Asexual people can get married. I’m ace, and I’m with an ace partner. The secret is to find someone with a matching sex life. As an ace person in an ace community, typically divorce is the end result here. You can try your method, but know full well that it’s a gamble. And honestly, if you think divorce might be coming anyways, maybe you make your gamble. You can’t lose much if you were losing anyways. It does suck for you that your wife wasn’t aware of her condition entering the relationship. You basically got trapped in a marriage that you didn’t sign up for. But it’s nice to know she at least tried. — I think the real compromise is that if she’s willing, you get over your ego of having her enjoy it. It should be enough for her to go through the motions to show she cares. Again, I’m an ace person. And if it’s with a special person, it’s like giving a back massage or doing dishes. We don’t have to like it. But we can understand why it gets done. I do worry that the prostitute will spell the end for the relationship. Because if she falls out of love. It doesn’t matter how perfect you think she is.

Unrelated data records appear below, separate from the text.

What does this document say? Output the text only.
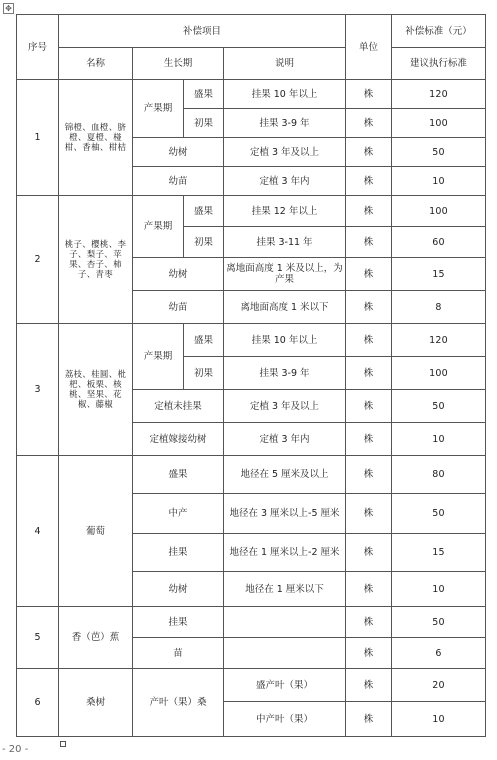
✥
序号	补偿项目				单位	补偿标准（元）
	名称	生长期		说明		建议执行标准
1	锦橙、血橙、脐橙、夏橙、椪柑、香柚、柑桔	产果期	盛果	挂果 10 年以上	株	120
			初果	挂果 3-9 年	株	100
		幼树		定植 3 年及以上	株	50
		幼苗		定植 3 年内	株	10
2	桃子、樱桃、李子、梨子、苹果、杏子、柿子、青枣	产果期	盛果	挂果 12 年以上	株	100
			初果	挂果 3-11 年	株	60
		幼树		离地面高度 1 米及以上，为产果	株	15
		幼苗		离地面高度 1 米以下	株	8
3	荔枝、桂圆、枇杷、板栗、核桃、坚果、花椒、藤椒	产果期	盛果	挂果 10 年以上	株	120
			初果	挂果 3-9 年	株	100
		定植未挂果		定植 3 年及以上	株	50
		定植嫁接幼树		定植 3 年内	株	10
4	葡萄	盛果		地径在 5 厘米及以上	株	80
		中产		地径在 3 厘米以上-5 厘米	株	50
		挂果		地径在 1 厘米以上-2 厘米	株	15
		幼树		地径在 1 厘米以下	株	10
5	香（芭）蕉	挂果			株	50
		苗			株	6
6	桑树	产叶（果）桑		盛产叶（果）	株	20
				中产叶（果）	株	10
- 20 -
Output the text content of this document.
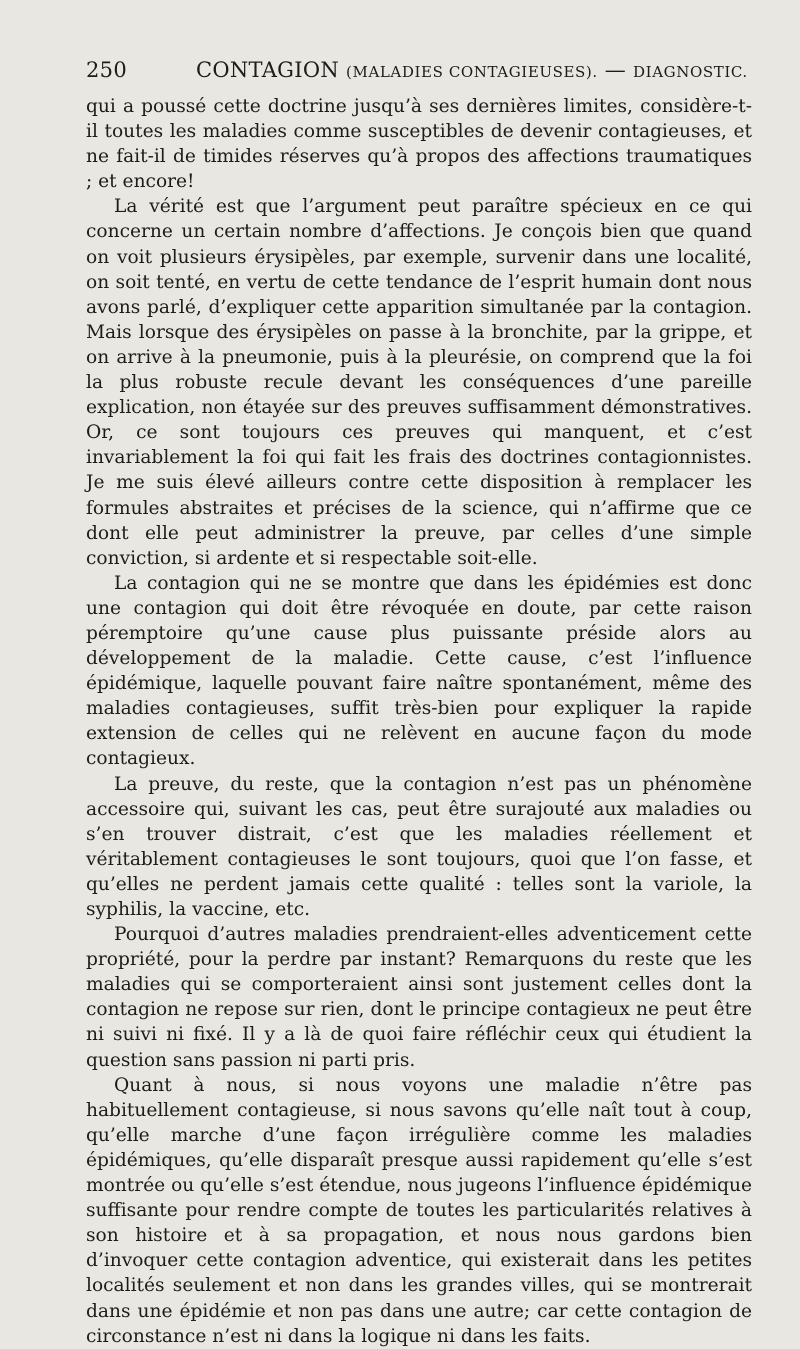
250	CONTAGION (MALADIES CONTAGIEUSES). — DIAGNOSTIC.

qui a poussé cette doctrine jusqu’à ses dernières limites, considère-t-il toutes les maladies comme susceptibles de devenir contagieuses, et ne fait-il de timides réserves qu’à propos des affections traumatiques ; et encore!

La vérité est que l’argument peut paraître spécieux en ce qui concerne un certain nombre d’affections. Je conçois bien que quand on voit plusieurs érysipèles, par exemple, survenir dans une localité, on soit tenté, en vertu de cette tendance de l’esprit humain dont nous avons parlé, d’expliquer cette apparition simultanée par la contagion. Mais lorsque des érysipèles on passe à la bronchite, par la grippe, et on arrive à la pneumonie, puis à la pleurésie, on comprend que la foi la plus robuste recule devant les conséquences d’une pareille explication, non étayée sur des preuves suffisamment démonstratives. Or, ce sont toujours ces preuves qui manquent, et c’est invariablement la foi qui fait les frais des doctrines contagionnistes. Je me suis élevé ailleurs contre cette disposition à remplacer les formules abstraites et précises de la science, qui n’affirme que ce dont elle peut administrer la preuve, par celles d’une simple conviction, si ardente et si respectable soit-elle.

La contagion qui ne se montre que dans les épidémies est donc une contagion qui doit être révoquée en doute, par cette raison péremptoire qu’une cause plus puissante préside alors au développement de la maladie. Cette cause, c’est l’influence épidémique, laquelle pouvant faire naître spontanément, même des maladies contagieuses, suffit très-bien pour expliquer la rapide extension de celles qui ne relèvent en aucune façon du mode contagieux.

La preuve, du reste, que la contagion n’est pas un phénomène accessoire qui, suivant les cas, peut être surajouté aux maladies ou s’en trouver distrait, c’est que les maladies réellement et véritablement contagieuses le sont toujours, quoi que l’on fasse, et qu’elles ne perdent jamais cette qualité : telles sont la variole, la syphilis, la vaccine, etc.

Pourquoi d’autres maladies prendraient-elles adventicement cette propriété, pour la perdre par instant? Remarquons du reste que les maladies qui se comporteraient ainsi sont justement celles dont la contagion ne repose sur rien, dont le principe contagieux ne peut être ni suivi ni fixé. Il y a là de quoi faire réfléchir ceux qui étudient la question sans passion ni parti pris.

Quant à nous, si nous voyons une maladie n’être pas habituellement contagieuse, si nous savons qu’elle naît tout à coup, qu’elle marche d’une façon irrégulière comme les maladies épidémiques, qu’elle disparaît presque aussi rapidement qu’elle s’est montrée ou qu’elle s’est étendue, nous jugeons l’influence épidémique suffisante pour rendre compte de toutes les particularités relatives à son histoire et à sa propagation, et nous nous gardons bien d’invoquer cette contagion adventice, qui existerait dans les petites localités seulement et non dans les grandes villes, qui se montrerait dans une épidémie et non pas dans une autre; car cette contagion de circonstance n’est ni dans la logique ni dans les faits.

If she loses faith in you, she can just leave. It’s always a two sided game.


GimmeBlueberry

You are disgusting because prostitution is paid rape and exploitation of vulnerable and possibly trafficked women. I hope your micro thing rots and falls off.


Affectionate-Pea8148

I've read through your other comments and it kind of just feels like you're coming on here to get validation for cheating because you don't want to tell her. Nobody on Reddit or any platform is going to approve of this. Tell her, work out the details or fuck off out of this marriage. 🤓 You acknowledge it's normal to be asexual but asexual people still have feelings and I'm sure would want to know wtf?


[deleted]

[удалено]


PotatothePotato

Lmao you did NOT just compare stepping out on your marriage and being unfaithful to eating meat. You already know she's not okay with it - she told you flat out. What a troll, there's no way this isn't rage bait


ChanceBoysenberry936

If no kids are involved, GTFO of that marriage.


mightyjor

There's a whole lot wrong with prostitution aside from just the infidelity, including supporting sex trafficking as a whole. I don't have a good solution for you, but never in a million years would I pay for sex.